I never played with dolls. Couldn't understand why anyone would bother. Bor-ring!
I had a toy train set. And a Davy Crocket hat that I wore to death, even through the hot days of summer. But the most exciting present I ever received was when Mum bought me a present for doing well in my exams. "I want grass clippers" I had said without hesitation. I ran with them all the way to Pamela Toohill's place two blocks away. Thrilled to bits. Had to show them off. She wasn't impressed. Another time I asked for a garden hose. Again, I couldn't understand why my friends looked at me strangely when I waxed lyrical about it. Their problem.

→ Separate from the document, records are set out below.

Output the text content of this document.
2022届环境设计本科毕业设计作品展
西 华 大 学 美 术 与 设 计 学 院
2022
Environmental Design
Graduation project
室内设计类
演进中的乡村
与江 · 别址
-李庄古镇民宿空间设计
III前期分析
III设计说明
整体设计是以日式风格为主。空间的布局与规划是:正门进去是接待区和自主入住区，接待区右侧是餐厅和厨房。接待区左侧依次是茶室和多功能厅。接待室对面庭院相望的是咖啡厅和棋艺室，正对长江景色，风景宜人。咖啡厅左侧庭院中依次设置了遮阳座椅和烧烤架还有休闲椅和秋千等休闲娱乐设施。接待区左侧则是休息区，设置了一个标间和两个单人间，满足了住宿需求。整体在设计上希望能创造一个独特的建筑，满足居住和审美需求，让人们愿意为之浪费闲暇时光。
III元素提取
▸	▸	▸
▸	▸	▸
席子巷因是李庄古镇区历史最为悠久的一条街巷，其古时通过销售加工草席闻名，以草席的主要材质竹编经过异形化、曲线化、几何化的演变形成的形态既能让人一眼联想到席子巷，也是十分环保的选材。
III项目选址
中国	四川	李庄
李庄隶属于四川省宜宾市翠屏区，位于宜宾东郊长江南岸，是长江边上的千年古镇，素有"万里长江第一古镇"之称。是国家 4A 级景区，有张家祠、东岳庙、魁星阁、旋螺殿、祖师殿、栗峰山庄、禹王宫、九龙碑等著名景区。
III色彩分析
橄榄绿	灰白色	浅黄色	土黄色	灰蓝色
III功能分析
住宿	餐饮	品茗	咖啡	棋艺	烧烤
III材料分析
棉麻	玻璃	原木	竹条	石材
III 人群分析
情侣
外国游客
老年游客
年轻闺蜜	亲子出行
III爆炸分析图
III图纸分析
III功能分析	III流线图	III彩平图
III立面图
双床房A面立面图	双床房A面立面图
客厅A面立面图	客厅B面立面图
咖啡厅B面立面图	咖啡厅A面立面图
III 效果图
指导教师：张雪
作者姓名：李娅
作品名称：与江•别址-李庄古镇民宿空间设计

My mother gave me a doll for my sixth birthday. Don't know why. It was the only doll I ever owned. Still, I never invited any of my friends over to play dolls or, in my case, doll; or house; or mummies and daddies. Not like Nancy Turner from down the road, who was remotely related to me via my Danish great grandfather. [A lot of the people in my neighbourhood were remotely related to me as the result of a Danish cohort which had moved to the area in the late 19th century - the Hansens, Andersens, Lorensens.] She had a gazillion dolls and even a pram to push them around in. She said: "Let's play dolls". I didn't know what to do with the bloody things. Those lifeless, useless things that just lie there and stare at you. She never asked me again.
I preferred my dancing black man made of painted tin. Not PC these days. But he was great. His arms and legs dangled and jangled. A post-war version of Michael Jackson.
But I wasn't a tomboy. I was sweet, timid, quiet, a "little doll" as the lady in the shop called me. I wore pretty, frilly dresses and ribbons in my hair.
Before Christmas one year, Mum took me to town to pick out my Christmas present and see Santa Claus, even though I never believed in him. [The Easter Bunny, however, was a different story.] She called it "town" and I still do, but everyone else calls it "the city" nowadays. Brisbane's grown a lot since the 1950s.
I still remember catching sight of the child-sized table and chairs. It was bare, unpainted pine, exactly what I wanted. My china tea set would look real nice on it. That Christmas morning was one of the rare times I got angry as a child. There on the verandah were my wonderful table and chairs. But Mum had got "young Colin next door" [not to be confused with his father "Big Colin", yet another remote relative] to paint them. The natural wood I loved so much had been smothered.
Blind fury! Betrayal! No words to express my hurt! My mother didn't understand me after all. Now I knew just how Jesus had felt when his mother didn't think to look for him in the temple. [A bit of poetic licence here. I had not even heard of Jesus at that age.] I grabbed one of Dad's tools and smashed into the table. Again and again and again! They didn't punish me. Why should they have? It was "her" sin. I did play with it over the coming years, but it wasn't what it could have been.
I am writing this in shorthand at my intarsia woodwork class, in between sanding small pieces of wood. A lady has just walked up to me and, admiring the cockatoo wall plaque I am making, said:
"Are you going to colour him?"
Glancing briefly at a very pointed tool, I simply smile and say sweetly: "No, I want the wood grain to show."